Dear Bird Folks,
A really sad thing happened with one of my bird feeders. When I returned home, after being away for a few days, I went out to feed the birds and found a dead titmouse stuck in my favorite feeder. It’s a pretty ceramic feeder that I bought at a craft fair years ago and the birds love it. There has never been a problem until now. I really like this feeder and would hate to throw it away, but I can’t bare the thought of hurting my birds. Any advice? And please don’t yell at me.
– Susan, Bowling Green, KY
Isn’t this a happy topic? You know, it’s hard to write a fun column about birding when there is a fatality in the opening paragraph. But I won’t yell at you. In football they say that nobody feels worse when a game winning field goal is missed than the kicker. Yelling won’t change the outcome of the game or bring back a dead titmouse. On the other hand, if the thought of being yelled at makes the kicker practice harder, perhaps the next kick won’t be missed. And maybe, if we all take better care of our feeders, then the birds that we attract will be safer. There, that’s the loudest I can yell, in print anyway.
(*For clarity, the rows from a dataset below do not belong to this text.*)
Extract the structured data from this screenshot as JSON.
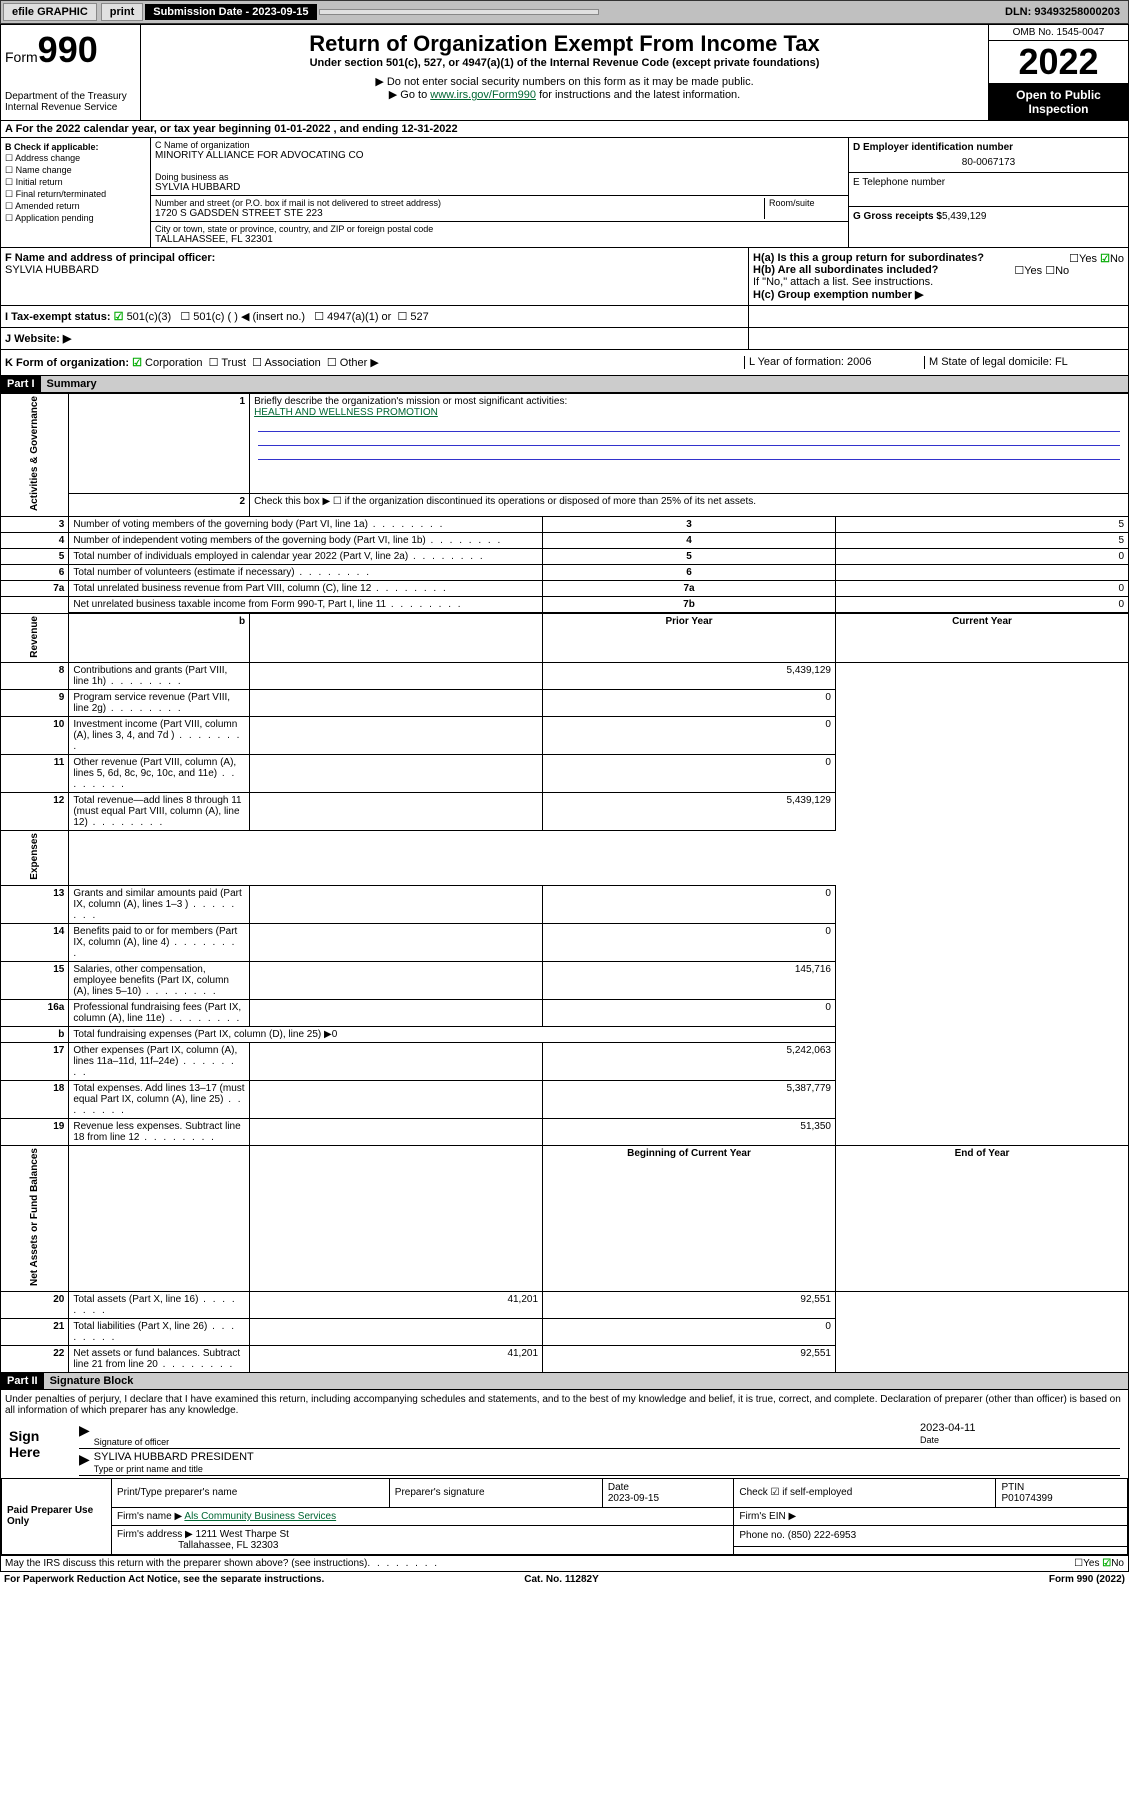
{
  "topbar": {
    "efile": "efile GRAPHIC",
    "print": "print",
    "sub_label": "Submission Date - 2023-09-15",
    "dln": "DLN: 93493258000203"
  },
  "header": {
    "form_word": "Form",
    "form_num": "990",
    "dept": "Department of the Treasury",
    "irs": "Internal Revenue Service",
    "title": "Return of Organization Exempt From Income Tax",
    "sub1": "Under section 501(c), 527, or 4947(a)(1) of the Internal Revenue Code (except private foundations)",
    "sub2": "▶ Do not enter social security numbers on this form as it may be made public.",
    "sub3_pre": "▶ Go to ",
    "sub3_link": "www.irs.gov/Form990",
    "sub3_post": " for instructions and the latest information.",
    "omb": "OMB No. 1545-0047",
    "year": "2022",
    "open": "Open to Public Inspection"
  },
  "rowA": "A For the 2022 calendar year, or tax year beginning 01-01-2022   , and ending 12-31-2022",
  "colB": {
    "hdr": "B Check if applicable:",
    "opts": [
      "Address change",
      "Name change",
      "Initial return",
      "Final return/terminated",
      "Amended return",
      "Application pending"
    ]
  },
  "colC": {
    "name_lbl": "C Name of organization",
    "name": "MINORITY ALLIANCE FOR ADVOCATING CO",
    "dba_lbl": "Doing business as",
    "dba": "SYLVIA HUBBARD",
    "addr_lbl": "Number and street (or P.O. box if mail is not delivered to street address)",
    "room_lbl": "Room/suite",
    "addr": "1720 S GADSDEN STREET STE 223",
    "city_lbl": "City or town, state or province, country, and ZIP or foreign postal code",
    "city": "TALLAHASSEE, FL  32301"
  },
  "colDE": {
    "d_lbl": "D Employer identification number",
    "d_val": "80-0067173",
    "e_lbl": "E Telephone number",
    "g_lbl": "G Gross receipts $",
    "g_val": "5,439,129"
  },
  "rowF": {
    "f_lbl": "F  Name and address of principal officer:",
    "f_val": "SYLVIA HUBBARD",
    "ha": "H(a)  Is this a group return for subordinates?",
    "hb": "H(b)  Are all subordinates included?",
    "hb_note": "If \"No,\" attach a list. See instructions.",
    "hc": "H(c)  Group exemption number ▶",
    "yes": "Yes",
    "no": "No"
  },
  "rowI": {
    "lbl": "I   Tax-exempt status:",
    "opts": [
      "501(c)(3)",
      "501(c) (  ) ◀ (insert no.)",
      "4947(a)(1) or",
      "527"
    ]
  },
  "rowJ": "J   Website: ▶",
  "rowK": {
    "lbl": "K Form of organization:",
    "opts": [
      "Corporation",
      "Trust",
      "Association",
      "Other ▶"
    ],
    "l": "L Year of formation: 2006",
    "m": "M State of legal domicile: FL"
  },
  "part1": {
    "hdr": "Part I",
    "title": "Summary",
    "verts": [
      "Activities & Governance",
      "Revenue",
      "Expenses",
      "Net Assets or Fund Balances"
    ],
    "line1": "Briefly describe the organization's mission or most significant activities:",
    "line1v": "HEALTH AND WELLNESS PROMOTION",
    "line2": "Check this box ▶ ☐  if the organization discontinued its operations or disposed of more than 25% of its net assets.",
    "rows_gov": [
      {
        "n": "3",
        "d": "Number of voting members of the governing body (Part VI, line 1a)",
        "b": "3",
        "v": "5"
      },
      {
        "n": "4",
        "d": "Number of independent voting members of the governing body (Part VI, line 1b)",
        "b": "4",
        "v": "5"
      },
      {
        "n": "5",
        "d": "Total number of individuals employed in calendar year 2022 (Part V, line 2a)",
        "b": "5",
        "v": "0"
      },
      {
        "n": "6",
        "d": "Total number of volunteers (estimate if necessary)",
        "b": "6",
        "v": ""
      },
      {
        "n": "7a",
        "d": "Total unrelated business revenue from Part VIII, column (C), line 12",
        "b": "7a",
        "v": "0"
      },
      {
        "n": "",
        "d": "Net unrelated business taxable income from Form 990-T, Part I, line 11",
        "b": "7b",
        "v": "0"
      }
    ],
    "hdr_prior": "Prior Year",
    "hdr_curr": "Current Year",
    "rows_rev": [
      {
        "n": "8",
        "d": "Contributions and grants (Part VIII, line 1h)",
        "p": "",
        "c": "5,439,129"
      },
      {
        "n": "9",
        "d": "Program service revenue (Part VIII, line 2g)",
        "p": "",
        "c": "0"
      },
      {
        "n": "10",
        "d": "Investment income (Part VIII, column (A), lines 3, 4, and 7d )",
        "p": "",
        "c": "0"
      },
      {
        "n": "11",
        "d": "Other revenue (Part VIII, column (A), lines 5, 6d, 8c, 9c, 10c, and 11e)",
        "p": "",
        "c": "0"
      },
      {
        "n": "12",
        "d": "Total revenue—add lines 8 through 11 (must equal Part VIII, column (A), line 12)",
        "p": "",
        "c": "5,439,129"
      }
    ],
    "rows_exp": [
      {
        "n": "13",
        "d": "Grants and similar amounts paid (Part IX, column (A), lines 1–3 )",
        "p": "",
        "c": "0"
      },
      {
        "n": "14",
        "d": "Benefits paid to or for members (Part IX, column (A), line 4)",
        "p": "",
        "c": "0"
      },
      {
        "n": "15",
        "d": "Salaries, other compensation, employee benefits (Part IX, column (A), lines 5–10)",
        "p": "",
        "c": "145,716"
      },
      {
        "n": "16a",
        "d": "Professional fundraising fees (Part IX, column (A), line 11e)",
        "p": "",
        "c": "0"
      },
      {
        "n": "b",
        "d": "Total fundraising expenses (Part IX, column (D), line 25) ▶0",
        "p": "",
        "c": "",
        "nosplit": true
      },
      {
        "n": "17",
        "d": "Other expenses (Part IX, column (A), lines 11a–11d, 11f–24e)",
        "p": "",
        "c": "5,242,063"
      },
      {
        "n": "18",
        "d": "Total expenses. Add lines 13–17 (must equal Part IX, column (A), line 25)",
        "p": "",
        "c": "5,387,779"
      },
      {
        "n": "19",
        "d": "Revenue less expenses. Subtract line 18 from line 12",
        "p": "",
        "c": "51,350"
      }
    ],
    "hdr_beg": "Beginning of Current Year",
    "hdr_end": "End of Year",
    "rows_net": [
      {
        "n": "20",
        "d": "Total assets (Part X, line 16)",
        "p": "41,201",
        "c": "92,551"
      },
      {
        "n": "21",
        "d": "Total liabilities (Part X, line 26)",
        "p": "",
        "c": "0"
      },
      {
        "n": "22",
        "d": "Net assets or fund balances. Subtract line 21 from line 20",
        "p": "41,201",
        "c": "92,551"
      }
    ]
  },
  "part2": {
    "hdr": "Part II",
    "title": "Signature Block",
    "decl": "Under penalties of perjury, I declare that I have examined this return, including accompanying schedules and statements, and to the best of my knowledge and belief, it is true, correct, and complete. Declaration of preparer (other than officer) is based on all information of which preparer has any knowledge.",
    "sign_here": "Sign Here",
    "sig_off": "Signature of officer",
    "date": "Date",
    "date_v": "2023-04-11",
    "name_title": "SYLIVA HUBBARD  PRESIDENT",
    "name_lbl": "Type or print name and title",
    "paid": "Paid Preparer Use Only",
    "pp_name_lbl": "Print/Type preparer's name",
    "pp_sig_lbl": "Preparer's signature",
    "pp_date_lbl": "Date",
    "pp_date": "2023-09-15",
    "pp_check": "Check ☑ if self-employed",
    "ptin_lbl": "PTIN",
    "ptin": "P01074399",
    "firm_name_lbl": "Firm's name    ▶",
    "firm_name": "Als Community Business Services",
    "firm_ein_lbl": "Firm's EIN ▶",
    "firm_addr_lbl": "Firm's address ▶",
    "firm_addr1": "1211 West Tharpe St",
    "firm_addr2": "Tallahassee, FL  32303",
    "phone_lbl": "Phone no.",
    "phone": "(850) 222-6953"
  },
  "footer": {
    "discuss": "May the IRS discuss this return with the preparer shown above? (see instructions)",
    "paperwork": "For Paperwork Reduction Act Notice, see the separate instructions.",
    "cat": "Cat. No. 11282Y",
    "form": "Form 990 (2022)"
  }
}
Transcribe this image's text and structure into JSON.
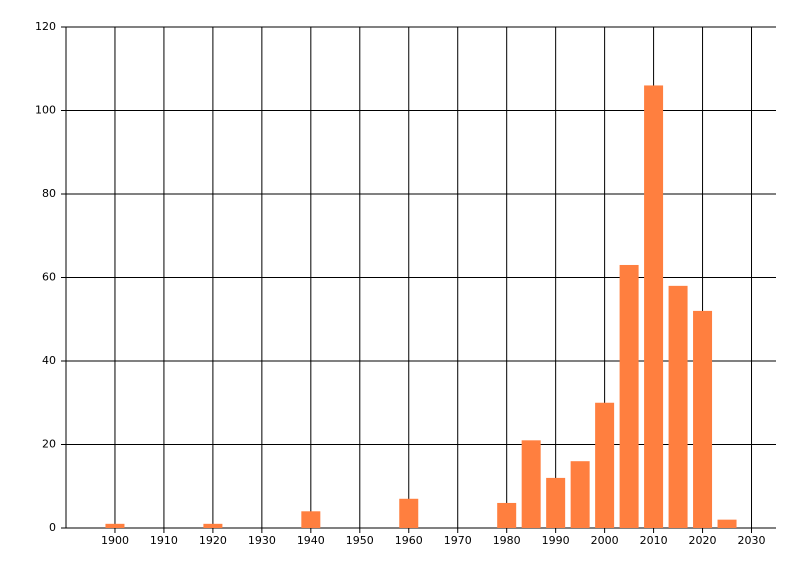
{
  "chart_data": {
    "type": "bar",
    "x": [
      1900,
      1920,
      1940,
      1960,
      1980,
      1985,
      1990,
      1995,
      2000,
      2005,
      2010,
      2015,
      2020,
      2025
    ],
    "values": [
      1,
      1,
      4,
      7,
      6,
      21,
      12,
      16,
      30,
      63,
      106,
      58,
      52,
      2
    ],
    "color": "#ff7f3f",
    "xlim": [
      1890,
      2035
    ],
    "xticks": [
      1900,
      1910,
      1920,
      1930,
      1940,
      1950,
      1960,
      1970,
      1980,
      1990,
      2000,
      2010,
      2020,
      2030
    ],
    "ylim": [
      0,
      120
    ],
    "yticks": [
      0,
      20,
      40,
      60,
      80,
      100,
      120
    ],
    "grid": true
  }
}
I’ve never been to Bowling Green, so I don’t know what it’s like, but here on Cape Cod a lot of second-home owners come for the weekend. Many of these people fill their bird feeders on Saturday morning, watch the birds for two days, and then leave them until the following weekend. No matter how many times I stress that bird feeders should never be left unattended for long periods, people still do it. Sometimes the weekenders return to a sad scene that is much like the one you found, Susan. Then they come in to yell at me (see, I get yelled at too) and to tell me that the feeder I sold them (which I probably didn’t) killed one of their birds, while they were “away.” I know it sounds odd to think that something as basic as a bird feeder needs to have supervision, but it does.
Feeding birds for entertainment is a fairly new hobby for many of us. My grandparents fed birds on a simple open tray. They would spread food on a tray, the birds came and not a single one ever got stuck. The problem with trays is that the seed wasn’t protected from the weather and, more importantly, there was no money to be made by selling them, because everyone made their own.
So the glass and wooden house-shaped feeders were developed and sold. I think we all remember those attractive, but dysfunctional things. They were impossible to clean. The damp seed would rot, the squirrels chewed huge holes in the wood and if one of those feeders ever fell, the ground would be littered with shards of broken glass, causing serious problems for pets, barefoot children and hippies. The trouble was there were no bird feeder standards. There were no bird feeder Good Housekeeping seals of approval, no Consumer Reports reviews, no product recalls if a feeder fails. Any bonehead could crank out any untested product with little concern for the birds they were attracting.
Then a guy from Rhode Island, Peter Kilham, the founder of Droll Yankees, designed a revolutionary new feeder. It was the tube style feeder that we all know today. The feeder protected the seed from weather. The metal parts kept the squirrels from chewing it and it would come apart for cleaning. New ones come with a plastic baffle inside to keep the seed from going to the bottom where the birds cannot reach it. Peter’s feeder was a huge hit. It not only benefited the birds and the bird feeding industry, but Peter Kilham became one of the first Rhode Islanders to have a major accomplishment and not serve any time in jail.
Today, most feeders are made with the bird’s safety in mind. Unfortunately, some feeders that we find at craft fairs, and many other places, have problems in their design. One of the biggest flaws is that the feeders allow a few seeds to remain at the bottom that the birds can’t reach. Occasionally a bird will try to reach the last little seed and become stuck. The solution of course, if you have such a feeder, is to make sure it is always filled. That way no bird will ever have to stretch for the last bit of food, and people like me will sell more birdseed. I really like that solution.
I wouldn’t dump your feeder just yet. Since you’ve had the feeder for “years” it may have only been a freak accident. Or, perhaps the bird was going through some emotional problems and it entered the feeder knowing it would never leave again. Did you look around for a note? Whatever you decide to do, Susan, please remember to take your feeders in when you go away. Don’t worry, the birds won’t starve or desert you. They won’t even yell at you. That’s my job.